# Netgear router need to power reset to connect



## pickashoe (Jul 26, 2008)

Hi my router model is NetGear WGR614 v7. We have 3 desktop computers directly wired to the router and 2 other computers connected wirelessly. 

Recently, our router started acting weirdly for wirelessly connected computers (directly wired ones have no problems). Our 2 other computers that connect wirelessly can see our router in the list of nearby routers. However, most of the times it doesn't connect to the router when we try to. We will have to pull the plug from the router and then put it back in to connect to it.

I tried resetting the router settings (where I had to press the small button with a pen), but it still doesn't work. I also tried updating the firmware with the file "WGR614V7-V2.0.30_2.0.30NA.chk" which I believe is the latest one.

Thanks in advanced.


----------



## 2xg (Aug 5, 2009)

Hello,

From any wireless computer pls. install and run Xirrus Wi-Fi Inspector.
Click on the 'Show Networks' to display all wireless networks on the xirrus icon on your desktop of if you have one running in a corner. Tap the Printscreen key on your keyboard, open up Paint then choose Edit from the Menu and select Paste, then SAVE it. Upload and attached it here, click on Go Advanced and locate Manage Attachments Tab and attached the file.


----------



## pickashoe (Jul 26, 2008)

Here you go. I did this on my wirelessly connected computer


----------



## 2xg (Aug 5, 2009)

Very helpful and interesting. Everybody and not one is using a different wireless Channel.

Let's change your wireless Channel to 1 or 6. You will need to logon to your router's config settings (which you will need the UserName and Password) to do this and locate the Wireless page. Save the current setting after then test your connection.

An update will be nice.


----------



## pickashoe (Jul 26, 2008)

I changed the Channel from 11 to 1.

Here's an update on the network list. How come some networks are visible now? And other networks that I used to see aren't there anymore? I'm just curious on whats going on 

I can't say for sure if the problem is fixed. I usually have problems when I turn on my computer after a long shut down or sleep.


----------



## 2xg (Aug 5, 2009)

You are on a very busy location. Let's change your Network Security from WPA to WP2, it might help and for sure no one can tap in to your wireless network. Don't forget to apply the same security to your computer.

Please let us know if your connection has improved after applying WPA2.


----------



## pickashoe (Jul 26, 2008)

I changed security from "WPA-PSK [TKIP]" to "WPA-PSK [TKIP] + WPA2-PSK [AES]," since my wireless adapter does not support "WPA2-PSK [AES]."

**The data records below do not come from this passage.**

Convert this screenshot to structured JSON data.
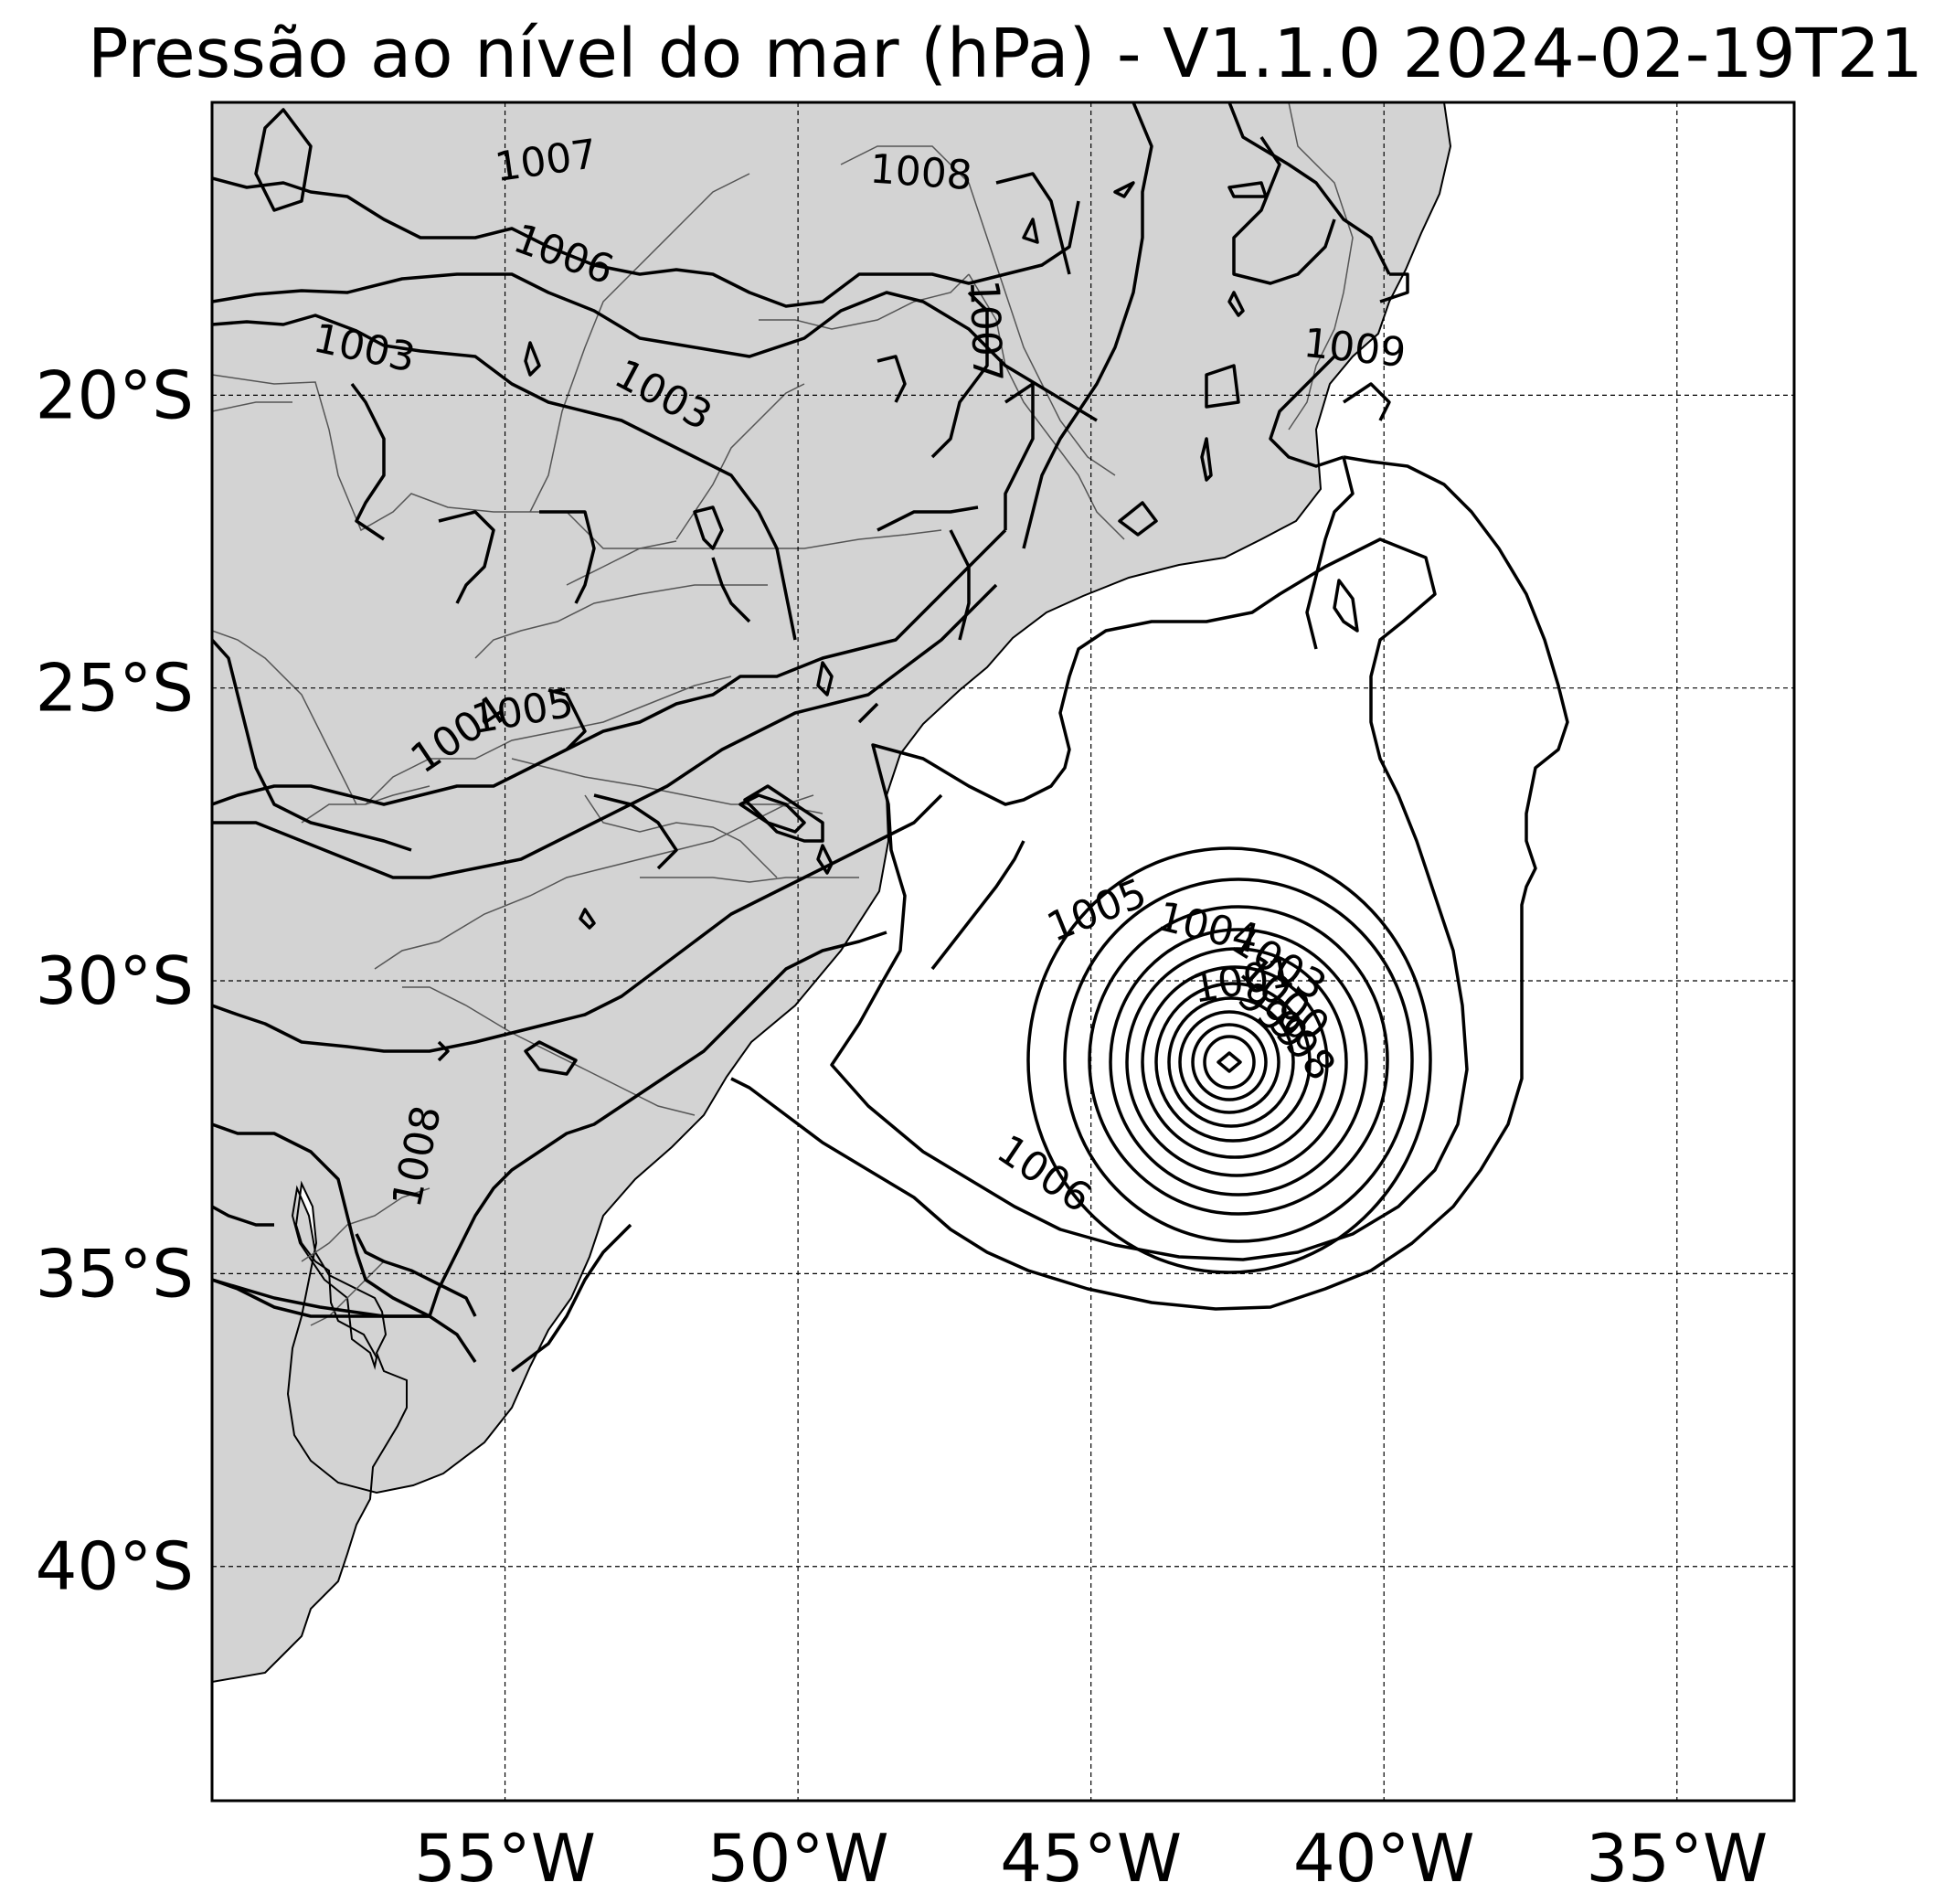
{
  "title": "Pressão ao nível do mar (hPa) - V1.1.0 2024-02-19T21",
  "map": {
    "lon_range": [
      -60,
      -33
    ],
    "lat_range": [
      -44,
      -15
    ],
    "colors": {
      "land": "#d3d3d3",
      "ocean": "#ffffff",
      "contour": "#000000"
    },
    "longitude_ticks": [
      {
        "value": -55,
        "label": "55°W"
      },
      {
        "value": -50,
        "label": "50°W"
      },
      {
        "value": -45,
        "label": "45°W"
      },
      {
        "value": -40,
        "label": "40°W"
      },
      {
        "value": -35,
        "label": "35°W"
      }
    ],
    "latitude_ticks": [
      {
        "value": -20,
        "label": "20°S"
      },
      {
        "value": -25,
        "label": "25°S"
      },
      {
        "value": -30,
        "label": "30°S"
      },
      {
        "value": -35,
        "label": "35°S"
      },
      {
        "value": -40,
        "label": "40°S"
      }
    ],
    "low_center": {
      "lon": -42.5,
      "lat": -31.5
    },
    "contour_labels": [
      {
        "text": "1007",
        "lon": -54.3,
        "lat": -16.0,
        "angle": -8
      },
      {
        "text": "1008",
        "lon": -47.9,
        "lat": -16.2,
        "angle": 4
      },
      {
        "text": "1006",
        "lon": -54.0,
        "lat": -17.6,
        "angle": 20
      },
      {
        "text": "1007",
        "lon": -46.8,
        "lat": -18.9,
        "angle": 88
      },
      {
        "text": "1003",
        "lon": -57.4,
        "lat": -19.2,
        "angle": 12
      },
      {
        "text": "1009",
        "lon": -40.5,
        "lat": -19.2,
        "angle": 6
      },
      {
        "text": "1003",
        "lon": -52.3,
        "lat": -20.0,
        "angle": 28
      },
      {
        "text": "1005",
        "lon": -54.7,
        "lat": -25.4,
        "angle": -10
      },
      {
        "text": "1004",
        "lon": -55.8,
        "lat": -25.8,
        "angle": -34
      },
      {
        "text": "1005",
        "lon": -44.9,
        "lat": -28.8,
        "angle": -22
      },
      {
        "text": "1004",
        "lon": -43.0,
        "lat": -29.1,
        "angle": 14
      },
      {
        "text": "1003",
        "lon": -41.8,
        "lat": -29.7,
        "angle": 32
      },
      {
        "text": "1001",
        "lon": -42.4,
        "lat": -30.0,
        "angle": -10
      },
      {
        "text": "1000",
        "lon": -41.7,
        "lat": -30.3,
        "angle": 42
      },
      {
        "text": "999",
        "lon": -41.9,
        "lat": -30.6,
        "angle": 42
      },
      {
        "text": "998",
        "lon": -41.4,
        "lat": -31.1,
        "angle": 50
      },
      {
        "text": "1006",
        "lon": -45.8,
        "lat": -33.3,
        "angle": 34
      },
      {
        "text": "1008",
        "lon": -56.5,
        "lat": -33.0,
        "angle": -78
      }
    ]
  }
}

Is that okay? What's TKIP + AES anyway?

So far I'm not having any problems with Channel 1 and TKIP + AES connection.


----------



## 2xg (Aug 5, 2009)

You really want to know? :grin:Have a read here. What you have chosen is secured. 


> What's TKIP + AES anyway?


Please keep an eye on it for next 2 days, post back and let us know if your issue has been resolved.

Great progress...


> So far I'm not having any problems with Channel 1 and TKIP + AES connection.


----------



## pickashoe (Jul 26, 2008)

I'm sad to say the problem still exists. I still couldn't connect until I restart the router.


----------



## 2xg (Aug 5, 2009)

No worries...next task for you to do is update your router's firmware to the latest. After the update/install please RESET the routerto the default setting by pushing the Reset button then reconfigure everything again. It's advisable not to restore the previous setting.


pickashoe said:


> I'm sad to say the problem still exists. I still couldn't connect until I restart the router.


----------



## pickashoe (Jul 26, 2008)

Hi I resetted the routers settings once again. I updated to the latest firmware again. I doubt this will fix the problem though. I've done it about 3 times now.

The router is set to use mode "g and b" Is that fine?


----------



## 2xg (Aug 5, 2009)

You may try Mixed, B, G save the setting and test the connection after.


pickashoe said:


> Hi I resetted the routers settings once again. I updated to the latest firmware again. I doubt this will fix the problem though. I've done it about 3 times now.
> 
> The router is set to use mode "g and b" Is that fine?


Still having an issue? You might want to shop for a new router. 
Let us know if you want links for good router.


----------



## pickashoe (Jul 26, 2008)

May I know what happened to my router that it just suddenly started acting up?

Maybe it has something to do with more than 3 computers connecting to it?


----------



## 2xg (Aug 5, 2009)

Resetting a router a few times to the factory default settings, go figure.......

I have a 3 yr old old Linksys router and never reset it to factory default only updated the firmware 2x in a very busy wireless network, so far so good. 

Certain things could go wrong unexpected.


----------